Her store is located on the main road in Merritt Island, the Florida peninsula that is home to the Kennedy Space Center where a SpaceX rocket carrying two astronauts will launch on Wednesday, the first manned US space flight in nine years.

In business since 1987, Mulberry has printed and sold T-shirts for every manned US space flight, complete with the NASA logo and photos, which are in the public domain and are not copyrighted.

For the space shuttles alone, which carried astronauts from 1981 to 2011, there were 135 missions, and so Brenda has 135 different T-shirts.

But for Wednesday's launch, she has only one souvenir shirt for people: the Crew Dragon capsule is visible below an American flag, along with the two astronauts Doug Hurley and Bob Behnken, as well as the mission's NASA patch. But the SpaceX logo is nowhere to be seen.

And Mulberry has not a single SpaceX hat, keychain or poster in her store.

"I've respectfully asked permission, but I can't get it," she said.

She would have loved to add the Falcon 9 rocket to one of her best-sellers, a T-shirt emblazoned with photos of the four main rockets for the Mercury, Gemini and Apollo programs, as well as the shuttles.

But, she says, Falcon 9 belongs to SpaceX, not the American people.

- On the beaches -

Mulberry's T-shirt problem is a sign that the new space era, announced with great fanfare by NASA, won't have the same flavor as the previous one. Wednesday's launch is not the result of an entire nation's effort, but that of the genius and creativity of SpaceX founder, Elon Musk.
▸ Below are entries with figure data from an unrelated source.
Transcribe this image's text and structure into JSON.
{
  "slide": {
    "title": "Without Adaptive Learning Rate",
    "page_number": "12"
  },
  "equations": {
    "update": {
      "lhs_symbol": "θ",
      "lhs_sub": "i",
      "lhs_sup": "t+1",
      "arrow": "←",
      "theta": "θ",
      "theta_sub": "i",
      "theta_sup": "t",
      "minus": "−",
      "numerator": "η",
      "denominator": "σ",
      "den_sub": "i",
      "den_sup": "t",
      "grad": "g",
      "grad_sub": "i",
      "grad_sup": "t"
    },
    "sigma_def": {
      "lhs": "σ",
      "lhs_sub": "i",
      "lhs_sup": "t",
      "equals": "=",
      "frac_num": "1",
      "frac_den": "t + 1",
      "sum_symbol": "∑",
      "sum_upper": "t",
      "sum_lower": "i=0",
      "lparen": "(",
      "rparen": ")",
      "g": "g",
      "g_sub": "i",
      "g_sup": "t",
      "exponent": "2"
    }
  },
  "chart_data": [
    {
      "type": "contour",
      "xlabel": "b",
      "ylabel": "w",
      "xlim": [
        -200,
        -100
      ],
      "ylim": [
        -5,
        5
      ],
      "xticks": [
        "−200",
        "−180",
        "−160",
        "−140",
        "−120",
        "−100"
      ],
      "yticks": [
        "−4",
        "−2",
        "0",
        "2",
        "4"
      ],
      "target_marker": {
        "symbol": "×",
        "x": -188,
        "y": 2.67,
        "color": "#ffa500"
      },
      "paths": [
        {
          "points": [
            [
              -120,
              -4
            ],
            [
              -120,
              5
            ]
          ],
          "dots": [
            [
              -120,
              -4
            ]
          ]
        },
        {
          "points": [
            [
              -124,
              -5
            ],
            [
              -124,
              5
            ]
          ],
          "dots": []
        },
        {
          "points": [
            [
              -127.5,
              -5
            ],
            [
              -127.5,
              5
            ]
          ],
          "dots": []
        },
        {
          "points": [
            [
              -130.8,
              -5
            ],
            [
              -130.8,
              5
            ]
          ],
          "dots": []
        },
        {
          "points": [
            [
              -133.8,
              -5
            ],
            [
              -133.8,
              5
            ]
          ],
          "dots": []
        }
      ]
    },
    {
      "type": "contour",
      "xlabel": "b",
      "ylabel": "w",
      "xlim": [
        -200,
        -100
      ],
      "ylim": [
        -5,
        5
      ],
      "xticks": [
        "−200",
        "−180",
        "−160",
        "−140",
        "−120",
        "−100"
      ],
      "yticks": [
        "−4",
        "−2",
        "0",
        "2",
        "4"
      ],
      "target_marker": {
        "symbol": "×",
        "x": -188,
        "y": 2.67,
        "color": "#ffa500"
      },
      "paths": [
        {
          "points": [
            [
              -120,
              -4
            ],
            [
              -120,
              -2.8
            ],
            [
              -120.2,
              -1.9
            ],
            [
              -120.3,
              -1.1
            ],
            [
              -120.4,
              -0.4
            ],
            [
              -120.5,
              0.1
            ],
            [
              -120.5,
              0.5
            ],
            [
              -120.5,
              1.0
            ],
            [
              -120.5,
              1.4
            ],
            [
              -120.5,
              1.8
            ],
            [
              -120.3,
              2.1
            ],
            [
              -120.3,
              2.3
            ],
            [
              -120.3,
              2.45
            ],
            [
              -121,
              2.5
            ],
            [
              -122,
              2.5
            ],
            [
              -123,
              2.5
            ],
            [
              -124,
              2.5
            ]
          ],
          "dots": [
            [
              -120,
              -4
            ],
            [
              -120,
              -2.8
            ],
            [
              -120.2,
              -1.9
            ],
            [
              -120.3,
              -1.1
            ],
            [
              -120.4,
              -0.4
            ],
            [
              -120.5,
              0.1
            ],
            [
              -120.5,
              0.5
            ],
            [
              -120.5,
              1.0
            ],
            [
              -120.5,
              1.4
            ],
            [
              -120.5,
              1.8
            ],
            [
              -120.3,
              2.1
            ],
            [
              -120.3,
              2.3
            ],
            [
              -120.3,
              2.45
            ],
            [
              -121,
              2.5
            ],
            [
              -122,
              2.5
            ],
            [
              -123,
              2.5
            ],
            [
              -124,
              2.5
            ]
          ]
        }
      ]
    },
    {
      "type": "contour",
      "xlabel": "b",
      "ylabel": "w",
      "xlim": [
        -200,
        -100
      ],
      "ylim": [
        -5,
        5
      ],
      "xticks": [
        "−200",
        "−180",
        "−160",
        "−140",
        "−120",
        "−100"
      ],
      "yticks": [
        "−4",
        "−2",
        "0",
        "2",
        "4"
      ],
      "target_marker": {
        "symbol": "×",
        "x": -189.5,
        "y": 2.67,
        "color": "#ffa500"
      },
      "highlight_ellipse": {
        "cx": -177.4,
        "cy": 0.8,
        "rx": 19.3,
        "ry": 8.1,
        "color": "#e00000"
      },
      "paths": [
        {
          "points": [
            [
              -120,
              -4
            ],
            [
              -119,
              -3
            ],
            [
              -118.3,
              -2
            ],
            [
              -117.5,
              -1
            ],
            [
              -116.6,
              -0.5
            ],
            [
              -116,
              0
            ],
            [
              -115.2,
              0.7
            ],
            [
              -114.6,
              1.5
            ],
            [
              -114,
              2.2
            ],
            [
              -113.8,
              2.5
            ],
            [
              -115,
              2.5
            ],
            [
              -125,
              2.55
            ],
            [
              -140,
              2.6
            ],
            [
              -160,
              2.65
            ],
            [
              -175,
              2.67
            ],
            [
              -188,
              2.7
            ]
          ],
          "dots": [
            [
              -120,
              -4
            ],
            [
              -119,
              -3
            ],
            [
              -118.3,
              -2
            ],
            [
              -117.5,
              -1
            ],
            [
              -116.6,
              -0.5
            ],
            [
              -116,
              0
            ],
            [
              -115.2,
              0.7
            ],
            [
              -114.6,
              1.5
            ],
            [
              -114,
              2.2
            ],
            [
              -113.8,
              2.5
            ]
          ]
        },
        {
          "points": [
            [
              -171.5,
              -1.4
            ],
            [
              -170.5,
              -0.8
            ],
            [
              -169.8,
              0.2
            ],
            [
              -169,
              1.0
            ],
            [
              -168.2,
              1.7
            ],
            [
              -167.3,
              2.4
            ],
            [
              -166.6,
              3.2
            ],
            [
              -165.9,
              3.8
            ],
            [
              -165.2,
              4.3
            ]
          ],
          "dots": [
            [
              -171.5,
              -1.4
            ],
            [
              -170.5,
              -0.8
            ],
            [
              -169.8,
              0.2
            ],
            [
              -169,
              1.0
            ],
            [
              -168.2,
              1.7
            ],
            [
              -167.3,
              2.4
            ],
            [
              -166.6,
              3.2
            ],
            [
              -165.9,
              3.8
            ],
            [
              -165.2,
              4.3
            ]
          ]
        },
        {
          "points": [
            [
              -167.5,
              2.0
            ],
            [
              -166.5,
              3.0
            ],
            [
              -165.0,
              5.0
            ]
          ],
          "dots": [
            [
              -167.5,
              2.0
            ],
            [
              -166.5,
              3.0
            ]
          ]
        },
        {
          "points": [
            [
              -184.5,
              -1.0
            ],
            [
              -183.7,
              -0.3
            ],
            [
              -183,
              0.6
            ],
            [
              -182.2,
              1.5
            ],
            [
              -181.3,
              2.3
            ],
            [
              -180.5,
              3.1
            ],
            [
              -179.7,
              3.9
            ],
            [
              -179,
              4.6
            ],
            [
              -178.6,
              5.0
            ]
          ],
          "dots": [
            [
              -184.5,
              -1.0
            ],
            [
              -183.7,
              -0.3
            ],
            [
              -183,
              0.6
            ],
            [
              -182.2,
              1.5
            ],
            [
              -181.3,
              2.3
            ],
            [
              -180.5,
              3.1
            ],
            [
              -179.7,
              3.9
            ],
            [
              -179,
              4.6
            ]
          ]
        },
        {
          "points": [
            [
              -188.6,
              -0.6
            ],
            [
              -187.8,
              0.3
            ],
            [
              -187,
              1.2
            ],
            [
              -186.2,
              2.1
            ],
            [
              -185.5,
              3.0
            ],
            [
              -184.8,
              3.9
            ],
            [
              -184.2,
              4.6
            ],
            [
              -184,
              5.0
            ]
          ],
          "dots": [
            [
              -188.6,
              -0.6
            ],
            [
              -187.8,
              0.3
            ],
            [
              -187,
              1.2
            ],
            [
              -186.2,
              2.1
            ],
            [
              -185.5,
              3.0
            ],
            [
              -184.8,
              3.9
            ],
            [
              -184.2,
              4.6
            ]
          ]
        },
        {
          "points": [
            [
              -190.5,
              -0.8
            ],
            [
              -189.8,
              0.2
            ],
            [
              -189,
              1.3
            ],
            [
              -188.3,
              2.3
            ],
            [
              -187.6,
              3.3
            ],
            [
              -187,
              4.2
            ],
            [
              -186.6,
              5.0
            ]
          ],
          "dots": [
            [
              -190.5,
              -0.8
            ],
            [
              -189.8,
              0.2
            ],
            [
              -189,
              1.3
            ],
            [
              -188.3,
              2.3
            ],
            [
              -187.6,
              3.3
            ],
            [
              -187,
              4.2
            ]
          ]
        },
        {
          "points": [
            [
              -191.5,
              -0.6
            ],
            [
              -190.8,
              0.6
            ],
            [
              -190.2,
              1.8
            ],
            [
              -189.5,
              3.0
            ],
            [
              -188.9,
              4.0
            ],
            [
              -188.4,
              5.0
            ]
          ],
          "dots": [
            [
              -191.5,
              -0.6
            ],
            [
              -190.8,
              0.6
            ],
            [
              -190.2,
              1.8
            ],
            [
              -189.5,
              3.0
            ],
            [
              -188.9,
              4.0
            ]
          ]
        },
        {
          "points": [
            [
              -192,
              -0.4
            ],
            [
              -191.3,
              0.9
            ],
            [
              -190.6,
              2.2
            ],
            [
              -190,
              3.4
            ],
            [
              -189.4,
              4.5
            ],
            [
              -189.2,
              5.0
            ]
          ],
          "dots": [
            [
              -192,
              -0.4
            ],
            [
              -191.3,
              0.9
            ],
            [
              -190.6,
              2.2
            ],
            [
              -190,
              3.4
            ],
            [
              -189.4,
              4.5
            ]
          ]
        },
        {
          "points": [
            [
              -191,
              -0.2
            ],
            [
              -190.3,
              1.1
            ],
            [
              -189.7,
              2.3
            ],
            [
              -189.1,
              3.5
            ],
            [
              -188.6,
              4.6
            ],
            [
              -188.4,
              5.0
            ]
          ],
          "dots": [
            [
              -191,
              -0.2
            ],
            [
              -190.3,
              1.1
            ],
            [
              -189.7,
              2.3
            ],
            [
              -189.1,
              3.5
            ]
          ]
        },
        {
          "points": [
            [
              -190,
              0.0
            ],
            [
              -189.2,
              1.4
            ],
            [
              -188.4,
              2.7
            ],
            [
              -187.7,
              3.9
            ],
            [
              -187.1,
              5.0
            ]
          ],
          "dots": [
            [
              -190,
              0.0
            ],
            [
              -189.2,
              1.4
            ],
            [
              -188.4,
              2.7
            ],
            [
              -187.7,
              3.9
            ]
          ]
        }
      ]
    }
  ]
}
The unwieldy programs of the past employed thousands of small- and medium-sized space businesses -- everyone on the "space coast" knew someone involved in the Apollo missions or the shuttles.

But Musk built his rockets entirely in his own Los Angeles factory, with just a few thousand workers.

He's the one the geeks admire, seemingly more so than the two astronauts who'll be risking their lives on Wednesday.

"It's not like it was back in those days when everybody knew their original astronauts," said Rusty Fischer, a Port Canaveral icon. He owns the restaurant Rusty's, at the water's edge, with a distant view of the launch pads at Cape Canaveral and the Kennedy Space Center.

He has seen every astronaut launch since Alan Shepard, the first American in space. Astronauts would hang out at his previous restaurant, Bernard's Surf.

Still, Fischer is convinced that his restaurant and the surrounding beaches will be "jammed" on Wednesday, to watch Hurley and Behnken's flight.

The long beaches used to fill with families to watch the shuttles lift off, right up until the last one in July 2011. Already, on Tuesday, there are tourists from Georgia, Indiana and San Francisco, not to mention the locals.

"The sheriff says let everybody in, and NASA says don't let anybody in, so I think the sheriff is going to win," said Fischer, amused.

("NASA has got their guidelines, and I got mine," the local sheriff said.)

As for souvenirs, the tourists can't even count on SpaceX's online store: there's still no merchandise to commemorate the company's greatest achievement.